Roberts pleaded guilty on July 23, 2019 to third-degree charges of perjury and theft by failure to make required disposition of property received. The state had recommended that Roberts be sentenced to up to 364 days in jail.
Roberts pleaded guilty on the second day of testimony during trial. His former law partner, Gerald M. Saluti Jr., had previously pleaded guilty and was testifying before the jury.
In pleading guilty, Roberts admitted that he stole $20,000 in client funds from his law firm’s attorney trust account which he used to make alimony payments. He permanently forfeited his law license.

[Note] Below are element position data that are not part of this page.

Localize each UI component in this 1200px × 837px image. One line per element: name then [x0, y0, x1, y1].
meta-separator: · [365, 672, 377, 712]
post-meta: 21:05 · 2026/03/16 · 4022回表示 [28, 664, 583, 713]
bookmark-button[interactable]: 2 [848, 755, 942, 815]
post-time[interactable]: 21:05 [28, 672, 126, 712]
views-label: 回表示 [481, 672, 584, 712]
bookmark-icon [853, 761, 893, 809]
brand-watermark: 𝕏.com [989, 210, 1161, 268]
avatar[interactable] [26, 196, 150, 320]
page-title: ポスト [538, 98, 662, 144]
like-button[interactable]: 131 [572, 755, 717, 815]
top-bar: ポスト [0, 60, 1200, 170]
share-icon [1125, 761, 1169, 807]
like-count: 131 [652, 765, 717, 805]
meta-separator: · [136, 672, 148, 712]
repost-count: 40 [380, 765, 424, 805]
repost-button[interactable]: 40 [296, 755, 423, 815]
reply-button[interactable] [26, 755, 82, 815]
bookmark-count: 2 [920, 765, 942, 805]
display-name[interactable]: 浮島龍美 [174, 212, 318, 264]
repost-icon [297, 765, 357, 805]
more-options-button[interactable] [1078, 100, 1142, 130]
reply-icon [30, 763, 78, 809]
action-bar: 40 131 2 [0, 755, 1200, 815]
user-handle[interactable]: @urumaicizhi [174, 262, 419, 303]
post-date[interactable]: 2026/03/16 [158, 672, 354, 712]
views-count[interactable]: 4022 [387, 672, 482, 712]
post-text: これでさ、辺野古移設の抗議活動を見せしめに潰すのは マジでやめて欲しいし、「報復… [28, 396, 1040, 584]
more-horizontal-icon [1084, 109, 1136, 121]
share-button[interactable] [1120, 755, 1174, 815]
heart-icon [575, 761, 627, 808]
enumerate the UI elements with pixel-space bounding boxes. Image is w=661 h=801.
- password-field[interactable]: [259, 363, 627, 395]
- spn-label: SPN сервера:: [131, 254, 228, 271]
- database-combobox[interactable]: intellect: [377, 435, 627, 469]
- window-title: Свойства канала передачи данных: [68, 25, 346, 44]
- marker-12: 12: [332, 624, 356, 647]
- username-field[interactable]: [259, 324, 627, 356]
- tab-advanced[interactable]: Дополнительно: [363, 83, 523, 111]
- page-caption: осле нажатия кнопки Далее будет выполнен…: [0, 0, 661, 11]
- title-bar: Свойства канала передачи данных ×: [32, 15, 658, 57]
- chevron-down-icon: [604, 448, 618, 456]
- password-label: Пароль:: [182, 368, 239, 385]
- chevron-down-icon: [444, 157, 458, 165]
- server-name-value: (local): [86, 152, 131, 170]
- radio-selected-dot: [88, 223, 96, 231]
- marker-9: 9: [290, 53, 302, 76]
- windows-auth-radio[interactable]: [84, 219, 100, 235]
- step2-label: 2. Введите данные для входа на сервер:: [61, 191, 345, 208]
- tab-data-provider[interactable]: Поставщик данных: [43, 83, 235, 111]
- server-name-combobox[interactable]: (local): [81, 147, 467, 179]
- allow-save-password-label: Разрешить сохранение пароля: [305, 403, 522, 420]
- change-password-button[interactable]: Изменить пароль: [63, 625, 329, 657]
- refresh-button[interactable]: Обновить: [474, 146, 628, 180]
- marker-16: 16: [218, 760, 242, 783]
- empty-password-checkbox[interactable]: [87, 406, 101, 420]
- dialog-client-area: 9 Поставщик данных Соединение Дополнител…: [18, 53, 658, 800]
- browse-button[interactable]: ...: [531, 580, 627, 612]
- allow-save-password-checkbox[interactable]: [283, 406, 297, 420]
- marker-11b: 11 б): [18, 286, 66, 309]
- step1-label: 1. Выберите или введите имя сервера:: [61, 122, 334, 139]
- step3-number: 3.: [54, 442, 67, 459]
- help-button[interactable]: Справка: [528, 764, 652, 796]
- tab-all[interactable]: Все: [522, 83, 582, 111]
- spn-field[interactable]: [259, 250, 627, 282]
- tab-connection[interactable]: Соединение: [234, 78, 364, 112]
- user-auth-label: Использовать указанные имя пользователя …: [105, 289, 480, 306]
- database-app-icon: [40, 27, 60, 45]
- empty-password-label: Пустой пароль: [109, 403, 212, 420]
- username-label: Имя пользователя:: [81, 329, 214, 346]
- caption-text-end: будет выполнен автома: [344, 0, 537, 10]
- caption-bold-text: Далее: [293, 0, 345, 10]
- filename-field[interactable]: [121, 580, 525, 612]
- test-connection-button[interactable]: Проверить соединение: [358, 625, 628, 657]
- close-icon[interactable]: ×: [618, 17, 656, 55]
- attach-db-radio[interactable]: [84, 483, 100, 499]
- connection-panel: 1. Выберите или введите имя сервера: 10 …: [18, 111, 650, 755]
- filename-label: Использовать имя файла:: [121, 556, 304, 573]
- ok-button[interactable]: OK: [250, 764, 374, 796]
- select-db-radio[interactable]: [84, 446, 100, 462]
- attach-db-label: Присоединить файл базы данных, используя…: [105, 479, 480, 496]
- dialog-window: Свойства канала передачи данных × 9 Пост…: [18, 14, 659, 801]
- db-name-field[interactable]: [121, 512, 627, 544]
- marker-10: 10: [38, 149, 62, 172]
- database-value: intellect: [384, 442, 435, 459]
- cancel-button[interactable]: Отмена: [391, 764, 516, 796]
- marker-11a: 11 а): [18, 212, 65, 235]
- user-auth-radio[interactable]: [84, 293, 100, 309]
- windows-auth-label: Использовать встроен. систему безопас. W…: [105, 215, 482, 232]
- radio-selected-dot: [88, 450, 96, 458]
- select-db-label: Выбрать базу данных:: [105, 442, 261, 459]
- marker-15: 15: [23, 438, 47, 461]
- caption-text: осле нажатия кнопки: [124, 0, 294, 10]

Saluti, 51, of Howell was sentenced to a four-year term of probation, conditioned upon 200 hours of community service. Saluti pleaded guilty on Feb. 21, 2019 to a third-degree conspiracy charge. He permanently forfeited his law license and paid restitution of $137,652.
Roberts and Saluti were indicted in an investigation by detectives and attorneys of the Office of Public Integrity and Accountability North Squad.
The OPIA investigation revealed that from December 2012 through August 2013, Roberts and Saluti conspired to steal funds from the firm’s attorney trust account. In total, just over $140,000 was stolen from four clients, which included settlement awards owed to the clients and monies the two men were obligated to hold in escrow or use to make payments on behalf of the clients.
“Instead of upholding the law and guarding the interests of their clients, as was their duty as attorneys, Roberts and Saluti stole client funds from their attorney trust account,” said Attorney General Grewal. “Through this prosecution by our Office of Public Integrity and Accountability, we held these men accountable and made certain that they will never again practice law in New Jersey.”
“These convictions send a message that we will not tolerate lawyers who act dishonestly and betray the trust of their clients,” said Director Thomas Eicher of the Office of Public Integrity and Accountability. “Lawyers take an oath to uphold the law, and when they break the law instead, we stand ready to investigate and prosecute them.”
Roberts admitted that he falsely told law enforcement and testified under oath that he never authorized the practice administrator for their firm, Gabriel Iannacone, to make his alimony payments. Roberts admitted that, in fact, he did direct Iannacone to make alimony payments for him, and he knew at the time that Ianncone was making the payments from the firm’s attorney trust account. Ianncone pleaded guilty in 2017 to a third-degree conspiracy charge in connection with the improper withdrawals and payments from the attorney trust account. He is now deceased.
Roberts and Saluti were previously suspended from the practice of law in New Jersey. Roberts was suspended in November 2015, and Saluti, in February 2014. In August 2013, the men dissolved their partnership, Roberts & Saluti LLC, which did business as Saluti Law Group.